Airflow is a platform to programmatically author, schedule, and monitor workflows. Think of it as a smart scheduler that can:

  • Run tasks in the right order
  • Retry failed tasks automatically
  • Send alerts when things go wrong
  • Provide a beautiful UI to monitor everything

Core Concepts

Before we dive in, let's understand the key concepts:

DAG (Directed Acyclic Graph): Your workflow definition. It's a collection of tasks with dependencies.

Task: A single unit of work (run a Python function, execute SQL, etc.)

Operator: Defines what a task does (PythonOperator, BashOperator, etc.)

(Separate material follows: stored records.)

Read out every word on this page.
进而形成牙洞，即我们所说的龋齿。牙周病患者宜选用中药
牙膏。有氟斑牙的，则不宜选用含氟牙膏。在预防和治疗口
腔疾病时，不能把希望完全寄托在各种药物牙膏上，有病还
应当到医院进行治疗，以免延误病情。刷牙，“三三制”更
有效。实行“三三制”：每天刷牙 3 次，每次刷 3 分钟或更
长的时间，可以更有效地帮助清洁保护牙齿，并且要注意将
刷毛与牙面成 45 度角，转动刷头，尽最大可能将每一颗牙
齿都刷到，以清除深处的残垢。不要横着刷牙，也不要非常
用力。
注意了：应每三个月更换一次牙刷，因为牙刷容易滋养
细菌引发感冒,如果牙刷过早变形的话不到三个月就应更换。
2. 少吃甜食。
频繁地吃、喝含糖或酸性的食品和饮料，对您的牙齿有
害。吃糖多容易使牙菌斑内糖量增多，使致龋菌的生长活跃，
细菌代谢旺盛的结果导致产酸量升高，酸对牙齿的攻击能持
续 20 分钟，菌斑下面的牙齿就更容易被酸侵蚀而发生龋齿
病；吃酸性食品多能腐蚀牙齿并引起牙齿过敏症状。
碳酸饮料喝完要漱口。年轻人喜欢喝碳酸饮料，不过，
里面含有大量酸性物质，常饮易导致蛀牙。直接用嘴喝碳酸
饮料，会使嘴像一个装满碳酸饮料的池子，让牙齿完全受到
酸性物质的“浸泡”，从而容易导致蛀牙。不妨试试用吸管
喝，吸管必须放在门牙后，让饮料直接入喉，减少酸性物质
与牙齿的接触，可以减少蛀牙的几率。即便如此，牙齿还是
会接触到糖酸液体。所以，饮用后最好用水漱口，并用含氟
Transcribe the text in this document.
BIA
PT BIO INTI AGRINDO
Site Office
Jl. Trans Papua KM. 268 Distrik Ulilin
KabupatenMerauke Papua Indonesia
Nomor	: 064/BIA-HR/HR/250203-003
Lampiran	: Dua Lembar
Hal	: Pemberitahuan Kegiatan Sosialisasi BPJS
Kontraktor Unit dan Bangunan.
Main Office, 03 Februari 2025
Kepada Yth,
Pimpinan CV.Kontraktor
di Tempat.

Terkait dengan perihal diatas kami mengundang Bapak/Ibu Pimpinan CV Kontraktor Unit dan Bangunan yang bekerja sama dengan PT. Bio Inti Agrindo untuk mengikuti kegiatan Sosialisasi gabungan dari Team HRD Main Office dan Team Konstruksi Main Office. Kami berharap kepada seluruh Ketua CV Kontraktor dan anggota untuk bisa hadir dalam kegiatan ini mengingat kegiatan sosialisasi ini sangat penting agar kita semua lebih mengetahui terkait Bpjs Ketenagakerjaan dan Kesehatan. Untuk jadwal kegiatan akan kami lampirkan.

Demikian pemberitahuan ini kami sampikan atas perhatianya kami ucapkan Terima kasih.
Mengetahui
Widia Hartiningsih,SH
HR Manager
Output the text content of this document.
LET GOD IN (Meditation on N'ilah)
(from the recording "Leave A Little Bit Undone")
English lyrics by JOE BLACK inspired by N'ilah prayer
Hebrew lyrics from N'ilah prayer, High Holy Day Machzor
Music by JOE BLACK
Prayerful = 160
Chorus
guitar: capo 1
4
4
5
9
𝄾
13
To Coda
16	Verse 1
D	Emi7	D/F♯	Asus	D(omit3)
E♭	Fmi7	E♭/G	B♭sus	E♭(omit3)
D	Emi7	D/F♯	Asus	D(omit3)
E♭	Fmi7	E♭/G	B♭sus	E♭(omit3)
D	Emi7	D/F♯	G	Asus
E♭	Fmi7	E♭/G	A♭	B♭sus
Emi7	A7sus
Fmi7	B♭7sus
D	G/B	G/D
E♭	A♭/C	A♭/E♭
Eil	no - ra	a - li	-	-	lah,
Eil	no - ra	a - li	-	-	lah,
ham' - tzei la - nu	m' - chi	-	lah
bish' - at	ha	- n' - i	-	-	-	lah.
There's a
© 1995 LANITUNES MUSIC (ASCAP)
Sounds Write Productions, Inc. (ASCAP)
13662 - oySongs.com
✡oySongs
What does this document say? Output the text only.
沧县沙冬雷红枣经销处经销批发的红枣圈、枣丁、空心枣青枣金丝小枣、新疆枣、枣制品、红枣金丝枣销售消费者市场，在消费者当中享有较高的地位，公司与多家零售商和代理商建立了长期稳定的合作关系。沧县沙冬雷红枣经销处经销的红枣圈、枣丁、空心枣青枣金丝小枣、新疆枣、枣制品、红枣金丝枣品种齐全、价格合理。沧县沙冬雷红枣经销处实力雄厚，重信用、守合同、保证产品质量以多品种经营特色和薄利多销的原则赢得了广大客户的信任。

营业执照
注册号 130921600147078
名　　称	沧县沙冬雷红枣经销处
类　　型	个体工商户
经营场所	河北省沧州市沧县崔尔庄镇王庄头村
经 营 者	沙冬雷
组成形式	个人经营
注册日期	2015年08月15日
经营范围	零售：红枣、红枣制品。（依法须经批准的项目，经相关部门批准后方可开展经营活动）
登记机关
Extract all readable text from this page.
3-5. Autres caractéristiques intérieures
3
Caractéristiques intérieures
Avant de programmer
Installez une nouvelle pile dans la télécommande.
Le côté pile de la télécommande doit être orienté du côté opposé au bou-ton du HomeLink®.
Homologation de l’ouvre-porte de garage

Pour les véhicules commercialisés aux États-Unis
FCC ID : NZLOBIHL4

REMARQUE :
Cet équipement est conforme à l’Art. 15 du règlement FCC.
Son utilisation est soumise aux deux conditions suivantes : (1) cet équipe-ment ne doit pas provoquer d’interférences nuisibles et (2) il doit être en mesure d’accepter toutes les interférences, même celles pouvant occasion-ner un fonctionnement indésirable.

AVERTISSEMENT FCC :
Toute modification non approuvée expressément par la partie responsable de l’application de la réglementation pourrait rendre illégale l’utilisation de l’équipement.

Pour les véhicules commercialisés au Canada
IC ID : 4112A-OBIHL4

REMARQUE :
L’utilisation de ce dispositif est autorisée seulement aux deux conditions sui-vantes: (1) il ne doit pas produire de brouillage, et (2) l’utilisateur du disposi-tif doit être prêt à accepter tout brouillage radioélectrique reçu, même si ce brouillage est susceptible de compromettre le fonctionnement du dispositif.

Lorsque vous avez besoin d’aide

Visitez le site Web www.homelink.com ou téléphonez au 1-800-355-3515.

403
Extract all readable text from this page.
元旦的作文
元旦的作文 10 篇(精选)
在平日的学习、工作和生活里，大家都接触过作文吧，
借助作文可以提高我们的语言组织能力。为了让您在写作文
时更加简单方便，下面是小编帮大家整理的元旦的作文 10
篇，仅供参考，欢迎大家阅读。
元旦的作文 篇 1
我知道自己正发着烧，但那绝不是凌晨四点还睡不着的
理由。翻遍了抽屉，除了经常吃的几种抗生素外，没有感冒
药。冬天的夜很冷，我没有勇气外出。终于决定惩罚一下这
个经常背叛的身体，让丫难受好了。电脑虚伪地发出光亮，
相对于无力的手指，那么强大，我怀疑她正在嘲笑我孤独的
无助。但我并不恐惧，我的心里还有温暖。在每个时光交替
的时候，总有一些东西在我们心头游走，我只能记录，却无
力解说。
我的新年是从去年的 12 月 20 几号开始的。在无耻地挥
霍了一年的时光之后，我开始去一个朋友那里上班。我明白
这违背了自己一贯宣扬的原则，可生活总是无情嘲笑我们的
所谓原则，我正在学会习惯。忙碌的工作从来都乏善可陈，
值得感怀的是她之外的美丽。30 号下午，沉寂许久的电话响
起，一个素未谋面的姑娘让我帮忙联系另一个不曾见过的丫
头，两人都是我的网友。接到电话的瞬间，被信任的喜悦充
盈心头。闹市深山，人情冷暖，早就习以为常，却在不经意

Schedule: When your DAG runs (daily, hourly, custom cron)

Installation

Let's get Airflow running locally:

# Install Airflow (use a virtual environment!)
pip install apache-airflow

# Initialize the database
airflow db init

# Create an admin user
airflow users create \
--username admin \
--firstname Admin \
--lastname User \
--role Admin \
--email admin@example.com

# Start the web server (default port 8080)
airflow webserver --port 8080

# In another terminal, start the scheduler
airflow scheduler

Visit http://localhost:8080 and log in with your credentials!

Your First DAG

Let's create a simple ETL pipeline. Create a file in ~/airflow/dags/my_first_dag.py:

from datetime import datetime, timedelta
from airflow import DAG
from airflow.operators.python import PythonOperator
from airflow.operators.bash import BashOperator

# Default arguments for all tasks
default_args = {
'owner': 'data_team',
'depends_on_past': False,
'email': ['alerts@example.com'],
'email_on_failure': True,
'email_on_retry': False,
'retries': 3,
'retry_delay': timedelta(minutes=5),
}

# Define the DAG
dag = DAG(
'simple_etl_pipeline',
default_args=default_args,
description='A simple ETL pipeline',
schedule_interval='0 0 * * *', # Run daily at midnight
start_date=datetime(2024, 1, 1),
catchup=False,
tags=['etl', 'example'],
)

# Task 1: Extract data
def extract_data(**context):
"""Simulate extracting data from a source"""
print("Extracting data from source...")
data = {'users': 1000, 'revenue': 50000}

# Push data to XCom for other tasks
context['ti'].xcom_push(key='extracted_data', value=data)
print(f"Extracted: {data}")

extract_task = PythonOperator(
task_id='extract_data',
python_callable=extract_data,
dag=dag,
)

# Task 2: Transform data
def transform_data(**context):
"""Transform the extracted data"""
print("Transforming data...")

# Pull data from previous task
ti = context['ti']
data = ti.xcom_pull(key='extracted_data', task_ids='extract_data')

# Transform
transformed = {
'total_users': data['users'],
'avg_revenue_per_user': data['revenue'] / data['users']
}

ti.xcom_push(key='transformed_data', value=transformed)
print(f"Transformed: {transformed}")

transform_task = PythonOperator(
task_id='transform_data',
python_callable=transform_data,
dag=dag,
)

# Task 3: Load data
def load_data(**context):
"""Load transformed data to destination"""
print("Loading data to warehouse...")

ti = context['ti']
data = ti.xcom_pull(key='transformed_data', task_ids='transform_data')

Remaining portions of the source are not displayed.